Sebastian Zöllner: One unique aspect of this research is the diversity of the individuals from whom we have DNA sequences. In the past, genetics has focussed on data that is easy to generate. Thus, studies of individuals of European descent are overrepresented and studies of other ethnicities are underrepresented.
TOPMed has focused on studying diverse populations, resulting in more nuanced data that enables different questions. In this paper, for example, we recapitulate that African American and Caribbean populations have the greatest genetic variability which is consistent with gradual loss of variability as we track human’s African origin and their migration from Africa. We also identify variants that are under selection in different populations. As these variants seem to mediate immune responses, we can get a glimpse at the pathogenic challenges early populations in different parts of the world faced.
Daniel Taliun: TOPMed is a great example of how valuable collaborations are in research. TOPMed enabled the collection of the largest and most diverse dataset of human genomes to date, and it brought together top experts from interdisciplinary fields to solve challenging problems related to human health and disease. It was an extraordinary experience for me to be a part of this effort, and I am thankful to all the TOPMed collaborators and paper authors for making this work possible.
Tell me about your research.
Sebastian Zöllner: My work focuses on point mutations that generate variants we use for genetic studies. A point mutation is a single nucleotide change in the genetic code. These changes are the result of biochemical or biophysical processes in the genome.
About 60 such point mutations happen in every individual per generation. So, over the history of our sample, more than 400 million such point mutations occurred, creating the genetic variation that now explains most of the heritable differences between people.
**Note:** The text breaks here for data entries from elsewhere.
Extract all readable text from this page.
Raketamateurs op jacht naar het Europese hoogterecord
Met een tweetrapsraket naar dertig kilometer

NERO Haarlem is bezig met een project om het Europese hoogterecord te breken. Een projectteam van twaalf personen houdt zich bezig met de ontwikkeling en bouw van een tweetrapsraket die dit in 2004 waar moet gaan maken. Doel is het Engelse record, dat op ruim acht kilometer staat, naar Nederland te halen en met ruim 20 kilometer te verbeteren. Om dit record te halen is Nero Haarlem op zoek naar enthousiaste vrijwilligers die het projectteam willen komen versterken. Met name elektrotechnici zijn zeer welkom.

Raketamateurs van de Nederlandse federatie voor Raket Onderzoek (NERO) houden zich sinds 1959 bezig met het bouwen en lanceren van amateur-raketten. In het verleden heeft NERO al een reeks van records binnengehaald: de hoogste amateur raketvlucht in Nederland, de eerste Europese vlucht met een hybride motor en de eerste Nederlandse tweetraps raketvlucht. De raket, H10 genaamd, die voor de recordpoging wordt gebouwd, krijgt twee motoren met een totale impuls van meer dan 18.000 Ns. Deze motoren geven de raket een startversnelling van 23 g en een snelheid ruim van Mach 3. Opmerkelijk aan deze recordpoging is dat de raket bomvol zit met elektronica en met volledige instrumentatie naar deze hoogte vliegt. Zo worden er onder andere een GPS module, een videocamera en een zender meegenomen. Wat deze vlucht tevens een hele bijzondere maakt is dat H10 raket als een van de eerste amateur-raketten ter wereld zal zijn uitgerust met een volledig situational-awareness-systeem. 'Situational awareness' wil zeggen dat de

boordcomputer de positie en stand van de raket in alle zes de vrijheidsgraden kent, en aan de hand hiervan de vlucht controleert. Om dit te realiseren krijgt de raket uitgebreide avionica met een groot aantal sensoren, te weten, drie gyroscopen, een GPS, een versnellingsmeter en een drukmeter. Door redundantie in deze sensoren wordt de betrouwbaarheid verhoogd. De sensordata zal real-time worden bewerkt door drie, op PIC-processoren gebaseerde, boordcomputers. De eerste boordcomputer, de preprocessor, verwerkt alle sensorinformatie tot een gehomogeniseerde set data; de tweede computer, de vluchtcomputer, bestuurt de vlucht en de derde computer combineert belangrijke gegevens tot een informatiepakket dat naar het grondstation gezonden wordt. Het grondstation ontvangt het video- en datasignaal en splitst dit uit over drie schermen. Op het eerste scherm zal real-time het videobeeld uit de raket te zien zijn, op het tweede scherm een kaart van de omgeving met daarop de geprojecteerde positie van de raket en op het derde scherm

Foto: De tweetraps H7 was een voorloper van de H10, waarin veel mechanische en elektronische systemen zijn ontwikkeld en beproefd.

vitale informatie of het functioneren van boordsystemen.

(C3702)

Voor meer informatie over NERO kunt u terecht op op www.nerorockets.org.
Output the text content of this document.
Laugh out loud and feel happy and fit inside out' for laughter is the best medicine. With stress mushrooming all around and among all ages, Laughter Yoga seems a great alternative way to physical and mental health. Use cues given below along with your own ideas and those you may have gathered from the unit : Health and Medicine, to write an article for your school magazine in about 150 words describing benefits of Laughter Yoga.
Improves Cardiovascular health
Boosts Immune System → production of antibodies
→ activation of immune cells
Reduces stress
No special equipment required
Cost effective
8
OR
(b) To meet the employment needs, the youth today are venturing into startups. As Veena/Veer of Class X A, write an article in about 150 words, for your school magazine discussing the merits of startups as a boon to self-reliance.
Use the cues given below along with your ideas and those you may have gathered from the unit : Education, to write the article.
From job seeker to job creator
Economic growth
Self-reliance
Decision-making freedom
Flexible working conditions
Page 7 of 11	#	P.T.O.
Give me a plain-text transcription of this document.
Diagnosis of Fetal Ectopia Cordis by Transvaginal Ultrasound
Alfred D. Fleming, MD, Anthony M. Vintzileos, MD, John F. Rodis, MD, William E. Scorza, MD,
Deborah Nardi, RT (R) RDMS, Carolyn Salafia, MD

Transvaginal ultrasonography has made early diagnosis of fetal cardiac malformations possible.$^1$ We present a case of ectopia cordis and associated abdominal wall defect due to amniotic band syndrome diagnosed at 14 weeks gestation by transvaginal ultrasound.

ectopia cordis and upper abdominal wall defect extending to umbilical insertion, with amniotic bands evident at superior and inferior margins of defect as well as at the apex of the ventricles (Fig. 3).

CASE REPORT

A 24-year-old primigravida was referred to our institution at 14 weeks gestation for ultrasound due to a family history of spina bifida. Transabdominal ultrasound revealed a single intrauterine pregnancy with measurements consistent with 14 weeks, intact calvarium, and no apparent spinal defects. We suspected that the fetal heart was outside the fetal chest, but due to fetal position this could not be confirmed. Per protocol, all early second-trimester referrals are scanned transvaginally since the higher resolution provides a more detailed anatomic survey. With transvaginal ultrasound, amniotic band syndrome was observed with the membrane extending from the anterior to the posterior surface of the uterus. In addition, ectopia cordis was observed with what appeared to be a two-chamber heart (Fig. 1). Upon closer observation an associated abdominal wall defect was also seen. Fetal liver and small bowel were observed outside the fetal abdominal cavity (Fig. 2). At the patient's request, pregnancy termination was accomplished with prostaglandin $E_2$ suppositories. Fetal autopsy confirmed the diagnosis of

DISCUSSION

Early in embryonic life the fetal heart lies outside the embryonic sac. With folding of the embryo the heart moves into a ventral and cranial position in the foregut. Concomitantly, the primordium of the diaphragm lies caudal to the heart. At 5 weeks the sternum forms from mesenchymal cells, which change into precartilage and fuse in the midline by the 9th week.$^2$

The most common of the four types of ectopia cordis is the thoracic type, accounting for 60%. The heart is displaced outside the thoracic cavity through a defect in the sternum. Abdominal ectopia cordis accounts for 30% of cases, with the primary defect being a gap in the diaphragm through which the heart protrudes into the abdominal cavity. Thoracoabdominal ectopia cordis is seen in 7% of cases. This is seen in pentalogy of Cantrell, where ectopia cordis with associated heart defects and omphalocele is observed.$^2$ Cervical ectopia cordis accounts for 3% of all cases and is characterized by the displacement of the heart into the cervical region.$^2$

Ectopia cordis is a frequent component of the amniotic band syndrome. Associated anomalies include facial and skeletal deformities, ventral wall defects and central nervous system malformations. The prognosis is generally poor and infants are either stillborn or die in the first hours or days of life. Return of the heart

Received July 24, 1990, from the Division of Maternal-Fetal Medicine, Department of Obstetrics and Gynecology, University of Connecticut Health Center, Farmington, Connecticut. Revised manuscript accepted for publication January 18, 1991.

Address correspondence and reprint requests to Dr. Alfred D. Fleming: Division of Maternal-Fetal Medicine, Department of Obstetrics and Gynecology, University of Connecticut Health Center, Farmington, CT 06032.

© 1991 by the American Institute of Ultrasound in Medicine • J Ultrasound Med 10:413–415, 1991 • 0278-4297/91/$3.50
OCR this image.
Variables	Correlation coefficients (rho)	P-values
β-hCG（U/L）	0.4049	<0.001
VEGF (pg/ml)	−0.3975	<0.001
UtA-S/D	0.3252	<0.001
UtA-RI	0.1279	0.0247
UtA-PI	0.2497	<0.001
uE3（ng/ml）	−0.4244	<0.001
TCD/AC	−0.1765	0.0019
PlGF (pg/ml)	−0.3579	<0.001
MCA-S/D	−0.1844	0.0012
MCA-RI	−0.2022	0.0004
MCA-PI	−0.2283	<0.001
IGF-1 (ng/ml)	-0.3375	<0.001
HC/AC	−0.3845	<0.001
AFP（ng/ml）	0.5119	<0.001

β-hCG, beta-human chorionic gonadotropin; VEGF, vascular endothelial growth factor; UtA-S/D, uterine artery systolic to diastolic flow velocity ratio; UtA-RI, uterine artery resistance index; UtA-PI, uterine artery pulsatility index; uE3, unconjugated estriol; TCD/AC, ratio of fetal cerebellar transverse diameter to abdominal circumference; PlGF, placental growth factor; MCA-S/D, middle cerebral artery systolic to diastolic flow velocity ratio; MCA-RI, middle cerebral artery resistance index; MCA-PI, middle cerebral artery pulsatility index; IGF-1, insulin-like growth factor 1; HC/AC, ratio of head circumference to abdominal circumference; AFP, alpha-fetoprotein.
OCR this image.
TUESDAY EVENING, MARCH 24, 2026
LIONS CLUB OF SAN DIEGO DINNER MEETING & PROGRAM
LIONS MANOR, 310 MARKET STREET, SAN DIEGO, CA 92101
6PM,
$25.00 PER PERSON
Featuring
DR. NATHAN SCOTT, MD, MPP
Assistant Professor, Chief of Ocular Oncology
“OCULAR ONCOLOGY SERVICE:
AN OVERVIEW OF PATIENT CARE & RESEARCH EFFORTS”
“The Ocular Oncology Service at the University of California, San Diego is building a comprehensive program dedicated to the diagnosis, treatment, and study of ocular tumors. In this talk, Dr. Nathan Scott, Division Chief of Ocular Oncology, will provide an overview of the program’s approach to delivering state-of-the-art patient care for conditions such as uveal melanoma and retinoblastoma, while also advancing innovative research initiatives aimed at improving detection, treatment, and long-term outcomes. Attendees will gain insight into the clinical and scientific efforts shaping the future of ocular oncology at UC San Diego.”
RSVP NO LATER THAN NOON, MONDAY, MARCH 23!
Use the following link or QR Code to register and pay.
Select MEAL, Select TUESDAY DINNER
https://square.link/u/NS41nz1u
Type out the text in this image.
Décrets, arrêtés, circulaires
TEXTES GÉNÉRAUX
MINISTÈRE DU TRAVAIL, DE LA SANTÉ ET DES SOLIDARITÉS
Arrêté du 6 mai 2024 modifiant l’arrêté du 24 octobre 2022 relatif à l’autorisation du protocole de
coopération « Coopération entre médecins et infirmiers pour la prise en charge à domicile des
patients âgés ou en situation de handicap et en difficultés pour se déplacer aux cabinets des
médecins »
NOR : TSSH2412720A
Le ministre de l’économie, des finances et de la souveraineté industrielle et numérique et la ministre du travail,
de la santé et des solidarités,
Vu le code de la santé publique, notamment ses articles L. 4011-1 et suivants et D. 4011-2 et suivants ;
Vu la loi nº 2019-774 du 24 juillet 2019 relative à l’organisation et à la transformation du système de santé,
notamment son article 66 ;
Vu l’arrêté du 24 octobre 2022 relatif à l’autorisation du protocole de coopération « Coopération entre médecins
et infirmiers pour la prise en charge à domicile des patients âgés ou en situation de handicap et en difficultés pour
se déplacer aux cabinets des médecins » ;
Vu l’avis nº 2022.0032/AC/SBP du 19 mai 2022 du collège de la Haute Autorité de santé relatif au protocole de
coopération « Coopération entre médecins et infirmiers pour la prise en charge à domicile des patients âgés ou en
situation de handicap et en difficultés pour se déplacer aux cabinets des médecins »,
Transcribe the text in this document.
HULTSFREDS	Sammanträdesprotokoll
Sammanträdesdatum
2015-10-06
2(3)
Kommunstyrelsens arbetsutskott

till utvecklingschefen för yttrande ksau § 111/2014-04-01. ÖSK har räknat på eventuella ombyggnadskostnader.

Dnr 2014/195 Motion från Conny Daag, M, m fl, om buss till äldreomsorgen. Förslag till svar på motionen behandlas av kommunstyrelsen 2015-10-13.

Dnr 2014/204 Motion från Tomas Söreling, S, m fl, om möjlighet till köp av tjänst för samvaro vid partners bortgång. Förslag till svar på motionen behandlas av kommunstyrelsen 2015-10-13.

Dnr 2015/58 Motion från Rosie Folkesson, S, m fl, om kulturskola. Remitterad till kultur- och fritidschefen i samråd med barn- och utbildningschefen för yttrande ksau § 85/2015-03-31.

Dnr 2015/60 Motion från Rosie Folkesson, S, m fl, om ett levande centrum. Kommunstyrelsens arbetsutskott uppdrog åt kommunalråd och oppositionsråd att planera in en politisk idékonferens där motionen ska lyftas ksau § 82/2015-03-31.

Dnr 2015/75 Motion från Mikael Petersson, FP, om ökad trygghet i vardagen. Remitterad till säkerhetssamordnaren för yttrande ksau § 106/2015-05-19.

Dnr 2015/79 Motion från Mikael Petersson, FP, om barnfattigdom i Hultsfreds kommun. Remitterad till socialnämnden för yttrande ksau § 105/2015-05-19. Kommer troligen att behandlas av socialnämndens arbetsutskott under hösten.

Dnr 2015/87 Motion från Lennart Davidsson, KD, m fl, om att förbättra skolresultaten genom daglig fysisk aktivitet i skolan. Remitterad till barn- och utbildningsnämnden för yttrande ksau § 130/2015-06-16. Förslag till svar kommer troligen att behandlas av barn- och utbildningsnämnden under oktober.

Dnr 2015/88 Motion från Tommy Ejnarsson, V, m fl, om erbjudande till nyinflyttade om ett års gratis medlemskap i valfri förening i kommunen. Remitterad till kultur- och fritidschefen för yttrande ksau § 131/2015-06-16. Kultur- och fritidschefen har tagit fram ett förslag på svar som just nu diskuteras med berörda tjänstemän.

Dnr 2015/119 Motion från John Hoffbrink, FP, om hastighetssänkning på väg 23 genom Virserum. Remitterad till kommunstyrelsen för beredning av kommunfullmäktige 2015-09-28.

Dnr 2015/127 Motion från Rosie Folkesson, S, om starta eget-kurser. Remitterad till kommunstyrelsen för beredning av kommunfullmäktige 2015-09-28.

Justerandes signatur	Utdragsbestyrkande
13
Until recently, we thought of each of these point mutations as independent events, but recent studies in families have questioned this idea.
We analyzed the spacing between very rare mutations in individuals of African descent, European descent and Asian descent to see if we see stronger evidence against this hypothesis of independent events. We were able to confirm that some mutations happen in a clustered fashion in a very similar pattern across all individuals, regardless of ancestry. This is evidence that some mutation events create multiple changes and that point mutations are not necessarily independent.
Because our population data provides so many observations, we can estimate underlying parameters and identify regions in the genome where these clustered mutations are more likely to happen. These estimates improve our understanding of the biochemical processes that drive these related mutations. Better understanding the mutation process gives us an understanding of how the variants that explain heritable differences arise.
What comes next.
The TOPMed project provides an important contribution for identifying and understanding the impact of genetic variation on heritable diseases. The dataset now consists of more than 150,000 individuals from diverse backgrounds. In addition to sequencing data, TOPMed now encompasses other genomics data such as RNA-seq, methylation and metabolomics. You can explore the sequencing data on the BRAVO variant browser.